The U.S. Department of Justice is preparing to release from federal prisons up to 6,000 people whose nonviolent drug sentences were recently reduced, as part of what advocates say is the country’s ongoing march towards justice within its “failed” War on Drugs.
According to the Washington Post, which broke the news on Tuesday afternoon, the event marks the largest ever one-time release from the federal prison system.
“The inmates from federal prisons nationwide will be set free by the department’s Bureau of Prisons between Oct. 30 and Nov. 2,” the Post reported. “Most of them will go to halfway houses and home confinement before being put on supervised release.”
The move follows a decision last year by the U.S. Sentencing Commission, a body within the judicial branch that sets federal sentencing policies, to apply new sentencing guidelines to people who are currently serving time for select nonviolent drug offenses.
Eligible sentences are seeing an average reduction of two years, according to one Justice Department official, who also noted that in many cases the inmates who will be released “have served decades.”
“Even with the Sentencing Commission’s reductions, drug offenders will have served substantial prison sentences,” Deputy Attorney General Sally Yates said Tuesday.
Anthony Papa, manager of media relations at the Drug Policy Alliance, who spent 12 years behind bars on a mandatory minimum drug sentence, said that it warms his heart to hear that 6,000 people will be coming home.
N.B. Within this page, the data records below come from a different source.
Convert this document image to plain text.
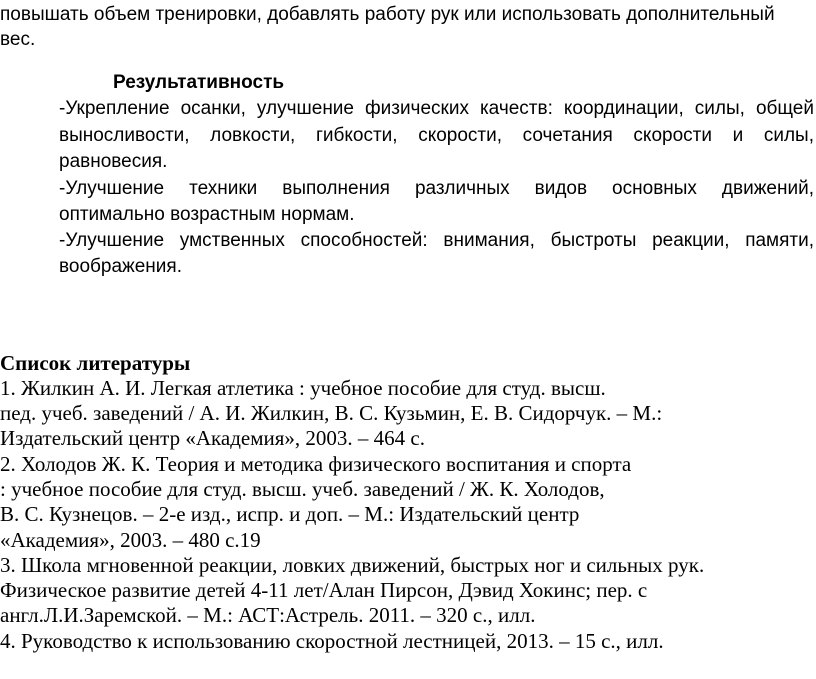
повышать объем тренировки, добавлять работу рук или использовать дополнительный
вес.
Результативность
-Укрепление осанки, улучшение физических качеств: координации, силы, общей
выносливости, ловкости, гибкости, скорости, сочетания скорости и силы,
равновесия.
-Улучшение техники выполнения различных видов основных движений,
оптимально возрастным нормам.
-Улучшение умственных способностей: внимания, быстроты реакции, памяти,
воображения.
Список литературы
1. Жилкин А. И. Легкая атлетика : учебное пособие для студ. высш.
пед. учеб. заведений / А. И. Жилкин, В. С. Кузьмин, Е. В. Сидорчук. – М.:
Издательский центр «Академия», 2003. – 464 с.
2. Холодов Ж. К. Теория и методика физического воспитания и спорта
: учебное пособие для студ. высш. учеб. заведений / Ж. К. Холодов,
В. С. Кузнецов. – 2-е изд., испр. и доп. – М.: Издательский центр
«Академия», 2003. – 480 с.19
3. Школа мгновенной реакции, ловких движений, быстрых ног и сильных рук.
Физическое развитие детей 4-11 лет/Алан Пирсон, Дэвид Хокинс; пер. с
англ.Л.И.Заремской. – М.: АСТ:Астрель. 2011. – 320 с., илл.
4. Руководство к использованию скоростной лестницей, 2013. – 15 с., илл.
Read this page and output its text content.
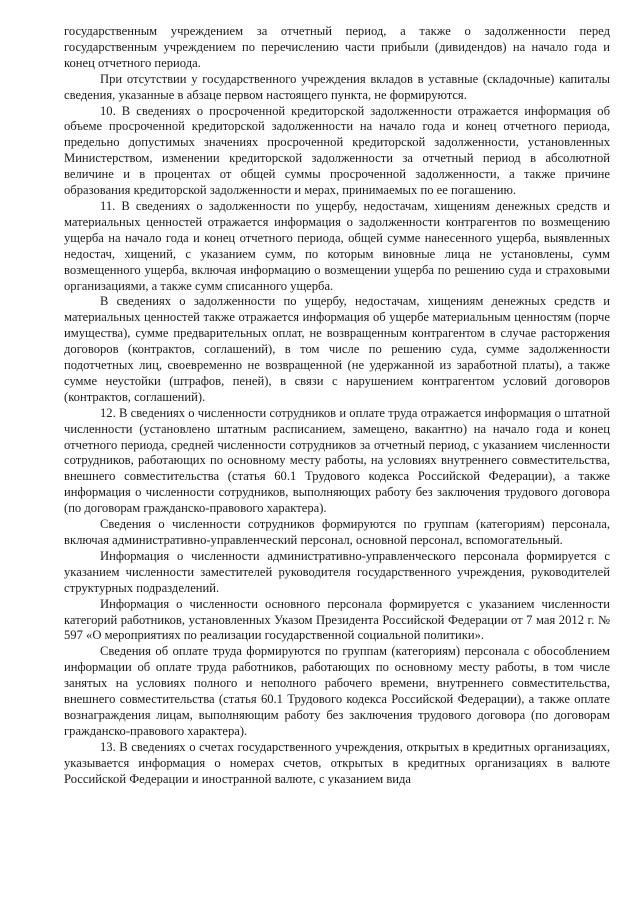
государственным учреждением за отчетный период, а также о задолженности перед государственным учреждением по перечислению части прибыли (дивидендов) на начало года и конец отчетного периода.

При отсутствии у государственного учреждения вкладов в уставные (складочные) капиталы сведения, указанные в абзаце первом настоящего пункта, не формируются.

10. В сведениях о просроченной кредиторской задолженности отражается информация об объеме просроченной кредиторской задолженности на начало года и конец отчетного периода, предельно допустимых значениях просроченной кредиторской задолженности, установленных Министерством, изменении кредиторской задолженности за отчетный период в абсолютной величине и в процентах от общей суммы просроченной задолженности, а также причине образования кредиторской задолженности и мерах, принимаемых по ее погашению.

11. В сведениях о задолженности по ущербу, недостачам, хищениям денежных средств и материальных ценностей отражается информация о задолженности контрагентов по возмещению ущерба на начало года и конец отчетного периода, общей сумме нанесенного ущерба, выявленных недостач, хищений, с указанием сумм, по которым виновные лица не установлены, сумм возмещенного ущерба, включая информацию о возмещении ущерба по решению суда и страховыми организациями, а также сумм списанного ущерба.

В сведениях о задолженности по ущербу, недостачам, хищениям денежных средств и материальных ценностей также отражается информация об ущербе материальным ценностям (порче имущества), сумме предварительных оплат, не возвращенным контрагентом в случае расторжения договоров (контрактов, соглашений), в том числе по решению суда, сумме задолженности подотчетных лиц, своевременно не возвращенной (не удержанной из заработной платы), а также сумме неустойки (штрафов, пеней), в связи с нарушением контрагентом условий договоров (контрактов, соглашений).

12. В сведениях о численности сотрудников и оплате труда отражается информация о штатной численности (установлено штатным расписанием, замещено, вакантно) на начало года и конец отчетного периода, средней численности сотрудников за отчетный период, с указанием численности сотрудников, работающих по основному месту работы, на условиях внутреннего совместительства, внешнего совместительства (статья 60.1 Трудового кодекса Российской Федерации), а также информация о численности сотрудников, выполняющих работу без заключения трудового договора (по договорам гражданско-правового характера).

Сведения о численности сотрудников формируются по группам (категориям) персонала, включая административно-управленческий персонал, основной персонал, вспомогательный.

Информация о численности административно-управленческого персонала формируется с указанием численности заместителей руководителя государственного учреждения, руководителей структурных подразделений.

Информация о численности основного персонала формируется с указанием численности категорий работников, установленных Указом Президента Российской Федерации от 7 мая 2012 г. № 597 «О мероприятиях по реализации государственной социальной политики».

Сведения об оплате труда формируются по группам (категориям) персонала с обособлением информации об оплате труда работников, работающих по основному месту работы, в том числе занятых на условиях полного и неполного рабочего времени, внутреннего совместительства, внешнего совместительства (статья 60.1 Трудового кодекса Российской Федерации), а также оплате вознаграждения лицам, выполняющим работу без заключения трудового договора (по договорам гражданско-правового характера).

13. В сведениях о счетах государственного учреждения, открытых в кредитных организациях, указывается информация о номерах счетов, открытых в кредитных организациях в валюте Российской Федерации и иностранной валюте, с указанием вида
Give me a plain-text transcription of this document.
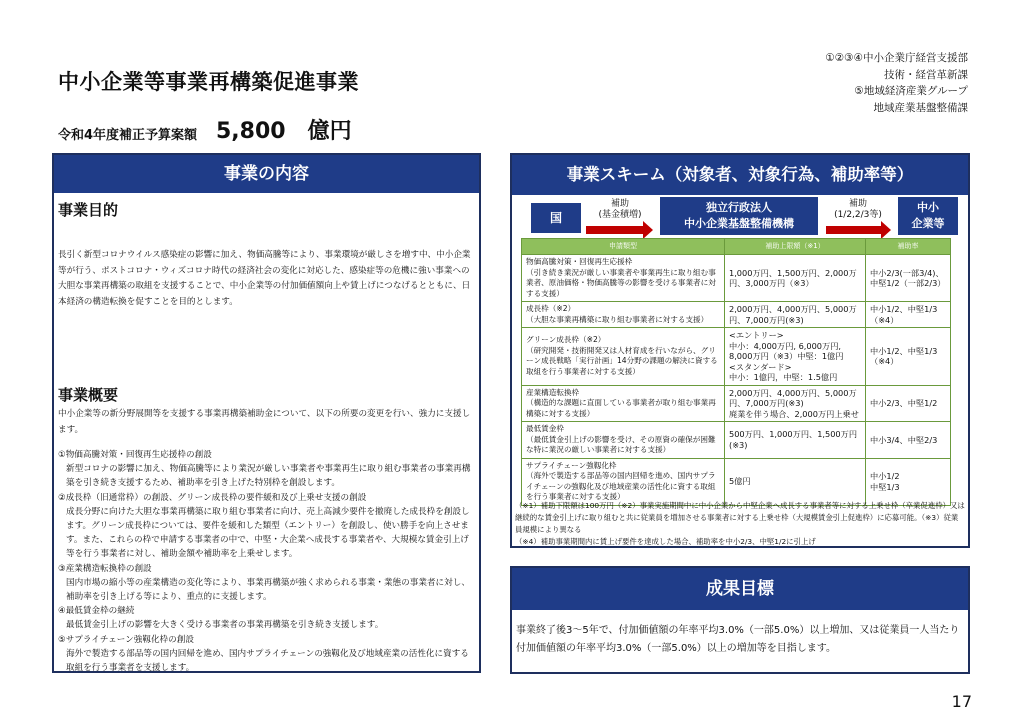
中小企業等事業再構築促進事業
令和4年度補正予算案額 5,800　億円
①②③④中小企業庁経営支援部
技術・経営革新課
⑤地域経済産業グループ
地域産業基盤整備課
事業の内容
事業目的
長引く新型コロナウイルス感染症の影響に加え、物価高騰等により、事業環境が厳しさを増す中、中小企業等が行う、ポストコロナ・ウィズコロナ時代の経済社会の変化に対応した、感染症等の危機に強い事業への大胆な事業再構築の取組を支援することで、中小企業等の付加価値額向上や賃上げにつなげるとともに、日本経済の構造転換を促すことを目的とします。
事業概要
中小企業等の新分野展開等を支援する事業再構築補助金について、以下の所要の変更を行い、強力に支援します。
①物価高騰対策・回復再生応援枠の創設
新型コロナの影響に加え、物価高騰等により業況が厳しい事業者や事業再生に取り組む事業者の事業再構築を引き続き支援するため、補助率を引き上げた特別枠を創設します。
②成長枠（旧通常枠）の創設、グリーン成長枠の要件緩和及び上乗せ支援の創設
成長分野に向けた大胆な事業再構築に取り組む事業者に向け、売上高減少要件を撤廃した成長枠を創設します。グリーン成長枠については、要件を緩和した類型（エントリー）を創設し、使い勝手を向上させます。また、これらの枠で申請する事業者の中で、中堅・大企業へ成長する事業者や、大規模な賃金引上げ等を行う事業者に対し、補助金額や補助率を上乗せします。
③産業構造転換枠の創設
国内市場の縮小等の産業構造の変化等により、事業再構築が強く求められる事業・業態の事業者に対し、補助率を引き上げる等により、重点的に支援します。
④最低賃金枠の継続
最低賃金引上げの影響を大きく受ける事業者の事業再構築を引き続き支援します。
⑤サプライチェーン強靱化枠の創設
海外で製造する部品等の国内回帰を進め、国内サプライチェーンの強靱化及び地域産業の活性化に資する取組を行う事業者を支援します。
事業スキーム（対象者、対象行為、補助率等）
国
補助
(基金積増)
独立行政法人
中小企業基盤整備機構
補助
(1/2,2/3等)
中小
企業等
申請類型	補助上限額（※1）	補助率
物価高騰対策・回復再生応援枠
（引き続き業況が厳しい事業者や事業再生に取り組む事業者、原油価格・物価高騰等の影響を受ける事業者に対する支援）	1,000万円、1,500万円、2,000万円、3,000万円（※3）	中小2/3(一部3/4)、中堅1/2（一部2/3）
成長枠（※2）
（大胆な事業再構築に取り組む事業者に対する支援）	2,000万円、4,000万円、5,000万円、7,000万円(※3)	中小1/2、中堅1/3（※4）
グリーン成長枠（※2）
（研究開発・技術開発又は人材育成を行いながら、グリーン成長戦略「実行計画」14分野の課題の解決に資する取組を行う事業者に対する支援）	<エントリー>
中小：4,000万円, 6,000万円, 8,000万円（※3）中堅：1億円
<スタンダード>
中小：1億円，中堅：1.5億円	中小1/2、中堅1/3（※4）
産業構造転換枠
（構造的な課題に直面している事業者が取り組む事業再構築に対する支援）	2,000万円、4,000万円、5,000万円、7,000万円(※3)
廃業を伴う場合、2,000万円上乗せ	中小2/3、中堅1/2
最低賃金枠
（最低賃金引上げの影響を受け、その原資の確保が困難な特に業況の厳しい事業者に対する支援）	500万円、1,000万円、1,500万円(※3)	中小3/4、中堅2/3
サプライチェーン強靱化枠
（海外で製造する部品等の国内回帰を進め、国内サプライチェーンの強靱化及び地域産業の活性化に資する取組を行う事業者に対する支援）	5億円	中小1/2
中堅1/3
（※1）補助下限額は100万円（※2）事業実施期間中に中小企業から中堅企業へ成長する事業者等に対する上乗せ枠（卒業促進枠）又は継続的な賃金引上げに取り組むと共に従業員を増加させる事業者に対する上乗せ枠（大規模賃金引上促進枠）に応募可能。（※3）従業員規模により異なる
（※4）補助事業期間内に賃上げ要件を達成した場合、補助率を中小2/3、中堅1/2に引上げ
成果目標
事業終了後3～5年で、付加価値額の年率平均3.0%（一部5.0%）以上増加、又は従業員一人当たり付加価値額の年率平均3.0%（一部5.0%）以上の増加等を目指します。
17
He added that “the drug war has devastated families and communities and it is time for the healing to begin.”
In a statement, Jesselyn McCurdy, senior legislative counsel with the American Civil Liberties Union, agreed that “far too many people have lost years of their lives to draconian sentencing laws born of the failed drug war,” adding that the organization is “overjoyed that some of the people so wronged will get their freedom back.”